Time has an interesting effect on everything. Especially when it comes to rendering judgment on what is good and bad. A great example of this can be found in Tim Burton’s The Nightmare Before Christmas. When this stop-motion animation film came out in 1993, it was a flop at the box office and many felt that it was “too scary” for kids given some of the things the movie did (shrunken head in a Christmas present might have been…ahead of its time).
However, nowadays, Nightmare Before Christmas is a classic film for many, and for the man behind the voice of Jack Skellington, Danny Elfman, he couldn’t be happier with its status as a cult classic film.
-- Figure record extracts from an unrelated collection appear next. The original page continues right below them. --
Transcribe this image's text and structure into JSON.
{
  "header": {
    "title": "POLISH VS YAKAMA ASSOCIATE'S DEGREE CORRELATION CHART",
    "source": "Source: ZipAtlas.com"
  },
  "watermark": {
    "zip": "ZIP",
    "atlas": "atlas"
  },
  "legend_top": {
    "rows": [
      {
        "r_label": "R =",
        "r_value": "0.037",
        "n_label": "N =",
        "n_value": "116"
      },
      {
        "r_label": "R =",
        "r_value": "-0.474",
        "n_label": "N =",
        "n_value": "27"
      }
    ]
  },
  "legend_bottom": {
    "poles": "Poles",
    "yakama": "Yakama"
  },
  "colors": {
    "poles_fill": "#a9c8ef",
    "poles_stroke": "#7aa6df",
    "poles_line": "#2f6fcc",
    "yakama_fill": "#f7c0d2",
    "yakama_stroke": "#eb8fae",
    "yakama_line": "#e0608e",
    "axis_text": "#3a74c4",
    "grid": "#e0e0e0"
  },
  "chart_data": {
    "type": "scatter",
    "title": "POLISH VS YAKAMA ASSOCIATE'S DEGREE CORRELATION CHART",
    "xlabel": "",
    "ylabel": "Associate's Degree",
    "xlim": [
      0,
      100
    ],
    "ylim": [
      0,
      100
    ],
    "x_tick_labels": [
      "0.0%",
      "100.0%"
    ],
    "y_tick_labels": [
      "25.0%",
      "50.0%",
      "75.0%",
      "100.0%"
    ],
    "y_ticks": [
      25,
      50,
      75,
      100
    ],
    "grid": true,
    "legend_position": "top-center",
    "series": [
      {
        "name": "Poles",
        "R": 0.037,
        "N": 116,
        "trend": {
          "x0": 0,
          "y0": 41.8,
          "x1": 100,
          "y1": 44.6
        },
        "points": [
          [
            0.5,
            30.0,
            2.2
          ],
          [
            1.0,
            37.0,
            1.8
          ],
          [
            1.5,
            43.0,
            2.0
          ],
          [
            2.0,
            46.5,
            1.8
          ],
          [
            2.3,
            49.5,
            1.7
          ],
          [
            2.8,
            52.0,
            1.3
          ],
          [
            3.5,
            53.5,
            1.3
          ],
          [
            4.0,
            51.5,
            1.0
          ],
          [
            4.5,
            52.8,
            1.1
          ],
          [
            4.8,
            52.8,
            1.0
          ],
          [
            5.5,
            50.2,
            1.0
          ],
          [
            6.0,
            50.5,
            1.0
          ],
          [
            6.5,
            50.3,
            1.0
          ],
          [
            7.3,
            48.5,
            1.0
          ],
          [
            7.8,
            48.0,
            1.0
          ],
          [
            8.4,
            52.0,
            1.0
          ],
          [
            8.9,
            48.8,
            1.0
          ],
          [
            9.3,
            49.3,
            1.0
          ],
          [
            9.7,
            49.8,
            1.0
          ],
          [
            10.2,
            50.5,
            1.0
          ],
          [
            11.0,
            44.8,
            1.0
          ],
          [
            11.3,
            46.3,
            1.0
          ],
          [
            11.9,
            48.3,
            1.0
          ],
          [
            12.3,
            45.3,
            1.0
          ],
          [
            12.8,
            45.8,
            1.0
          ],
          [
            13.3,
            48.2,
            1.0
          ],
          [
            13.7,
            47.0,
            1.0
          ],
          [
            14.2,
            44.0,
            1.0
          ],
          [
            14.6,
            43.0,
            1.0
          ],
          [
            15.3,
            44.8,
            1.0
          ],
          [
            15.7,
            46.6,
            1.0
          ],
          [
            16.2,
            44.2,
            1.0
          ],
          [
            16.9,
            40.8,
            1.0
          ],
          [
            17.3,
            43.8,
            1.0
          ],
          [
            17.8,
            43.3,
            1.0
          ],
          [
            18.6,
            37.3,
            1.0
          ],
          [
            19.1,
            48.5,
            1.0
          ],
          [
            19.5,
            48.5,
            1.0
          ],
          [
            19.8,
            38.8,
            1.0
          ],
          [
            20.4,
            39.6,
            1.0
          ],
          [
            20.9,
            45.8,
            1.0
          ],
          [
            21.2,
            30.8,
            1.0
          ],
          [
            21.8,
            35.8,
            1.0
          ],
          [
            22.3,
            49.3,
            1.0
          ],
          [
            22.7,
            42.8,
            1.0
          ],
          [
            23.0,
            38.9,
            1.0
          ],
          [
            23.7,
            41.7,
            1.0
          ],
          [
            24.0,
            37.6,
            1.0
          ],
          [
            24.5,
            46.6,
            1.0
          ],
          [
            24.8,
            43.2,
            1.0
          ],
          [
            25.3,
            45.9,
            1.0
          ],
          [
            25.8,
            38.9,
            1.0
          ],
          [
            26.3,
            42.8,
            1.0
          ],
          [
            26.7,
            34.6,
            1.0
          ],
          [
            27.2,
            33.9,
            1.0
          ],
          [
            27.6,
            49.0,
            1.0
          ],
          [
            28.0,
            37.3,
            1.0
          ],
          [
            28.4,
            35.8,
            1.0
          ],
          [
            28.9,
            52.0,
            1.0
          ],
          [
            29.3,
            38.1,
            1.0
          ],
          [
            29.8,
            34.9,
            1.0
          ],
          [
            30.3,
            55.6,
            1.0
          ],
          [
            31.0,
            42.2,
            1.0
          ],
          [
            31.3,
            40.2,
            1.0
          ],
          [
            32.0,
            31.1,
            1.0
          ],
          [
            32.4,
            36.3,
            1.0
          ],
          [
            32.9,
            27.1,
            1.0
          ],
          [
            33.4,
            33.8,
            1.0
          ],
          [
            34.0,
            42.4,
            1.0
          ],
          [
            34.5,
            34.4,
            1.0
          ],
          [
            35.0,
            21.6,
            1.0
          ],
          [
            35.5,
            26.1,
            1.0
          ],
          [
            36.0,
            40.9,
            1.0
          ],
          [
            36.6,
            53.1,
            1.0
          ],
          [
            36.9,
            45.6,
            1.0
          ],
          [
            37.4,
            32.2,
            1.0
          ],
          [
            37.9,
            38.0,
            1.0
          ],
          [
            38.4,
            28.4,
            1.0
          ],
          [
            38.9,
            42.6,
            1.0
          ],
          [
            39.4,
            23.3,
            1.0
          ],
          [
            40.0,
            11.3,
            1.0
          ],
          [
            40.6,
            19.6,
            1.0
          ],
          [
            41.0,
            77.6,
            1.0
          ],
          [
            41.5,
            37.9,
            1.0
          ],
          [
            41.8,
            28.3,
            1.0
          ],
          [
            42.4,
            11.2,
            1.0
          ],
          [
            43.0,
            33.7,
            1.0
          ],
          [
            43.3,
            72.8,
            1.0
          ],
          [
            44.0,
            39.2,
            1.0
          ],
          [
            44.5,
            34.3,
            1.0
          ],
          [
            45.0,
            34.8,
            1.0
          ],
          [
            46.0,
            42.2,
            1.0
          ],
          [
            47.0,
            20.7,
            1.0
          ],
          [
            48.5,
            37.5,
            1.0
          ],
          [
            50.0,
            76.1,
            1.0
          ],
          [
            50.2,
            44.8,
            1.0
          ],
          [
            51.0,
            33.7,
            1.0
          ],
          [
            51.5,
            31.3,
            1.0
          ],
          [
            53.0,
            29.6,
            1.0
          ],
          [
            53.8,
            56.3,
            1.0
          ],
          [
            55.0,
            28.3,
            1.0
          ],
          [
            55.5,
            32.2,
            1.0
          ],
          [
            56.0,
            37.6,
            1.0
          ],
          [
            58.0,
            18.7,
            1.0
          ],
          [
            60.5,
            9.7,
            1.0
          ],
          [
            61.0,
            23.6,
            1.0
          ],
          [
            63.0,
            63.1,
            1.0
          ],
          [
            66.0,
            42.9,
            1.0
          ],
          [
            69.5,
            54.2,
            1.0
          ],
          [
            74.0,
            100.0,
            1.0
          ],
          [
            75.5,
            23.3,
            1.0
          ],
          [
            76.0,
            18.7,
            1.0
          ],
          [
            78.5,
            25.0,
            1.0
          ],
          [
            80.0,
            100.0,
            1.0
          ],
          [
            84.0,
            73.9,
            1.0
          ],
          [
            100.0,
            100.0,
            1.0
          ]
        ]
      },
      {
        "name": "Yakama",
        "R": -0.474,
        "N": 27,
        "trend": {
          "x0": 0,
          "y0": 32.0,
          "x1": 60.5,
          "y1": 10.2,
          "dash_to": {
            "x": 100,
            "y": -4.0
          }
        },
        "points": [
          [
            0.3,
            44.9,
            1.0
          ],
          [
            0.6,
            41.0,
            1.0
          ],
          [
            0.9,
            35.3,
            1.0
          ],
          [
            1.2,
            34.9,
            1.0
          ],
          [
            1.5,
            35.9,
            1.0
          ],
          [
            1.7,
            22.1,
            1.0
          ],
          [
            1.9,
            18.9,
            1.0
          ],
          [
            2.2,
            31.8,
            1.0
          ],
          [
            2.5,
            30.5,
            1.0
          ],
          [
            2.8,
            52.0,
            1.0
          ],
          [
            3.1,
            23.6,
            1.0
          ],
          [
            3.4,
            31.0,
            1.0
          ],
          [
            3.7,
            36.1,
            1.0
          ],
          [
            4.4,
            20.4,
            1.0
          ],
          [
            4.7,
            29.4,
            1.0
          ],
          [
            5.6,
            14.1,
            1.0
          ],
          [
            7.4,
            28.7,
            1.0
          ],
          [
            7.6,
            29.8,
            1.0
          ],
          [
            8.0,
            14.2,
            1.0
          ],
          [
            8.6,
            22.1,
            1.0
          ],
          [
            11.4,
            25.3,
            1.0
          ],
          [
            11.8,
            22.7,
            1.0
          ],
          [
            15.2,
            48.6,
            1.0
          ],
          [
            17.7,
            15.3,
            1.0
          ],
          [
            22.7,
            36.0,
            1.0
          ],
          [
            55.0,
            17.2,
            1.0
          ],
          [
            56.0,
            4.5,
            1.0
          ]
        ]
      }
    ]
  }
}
“When it came out, I did a two-day press junket and virtually every interview started with: ‘Too scary for kids, right?’,” Elfman, who composed the music and provided the singing voice of Jack Skellington, recalled to Variety. “I think that’s why Disney was like, ‘What do we do with this thing? We’re a family film company.’ So to come back years later and to see families out there, and to be getting recordings of people’s kids who are 4 years old singing ‘What’s This’ or ‘This is Halloween,’ makes me really feel blessed. It’s like a second life and proving them wrong.”
Elfman also praised Disney for realizing what they had eventually and putting energy into keeping the film alive. Every Halloween they turn the Haunted Mansion at various parks into Halloween Town from the film. What’s more, they allowed the property to be in the beloved Kingdom Hearts franchise as one of the worlds the main characters visited. There have been books and comics about the movie and there are an infinite number of art pieces by fans over the years showing their love of the franchise.
So in the end, history remembered it fondly, as it should.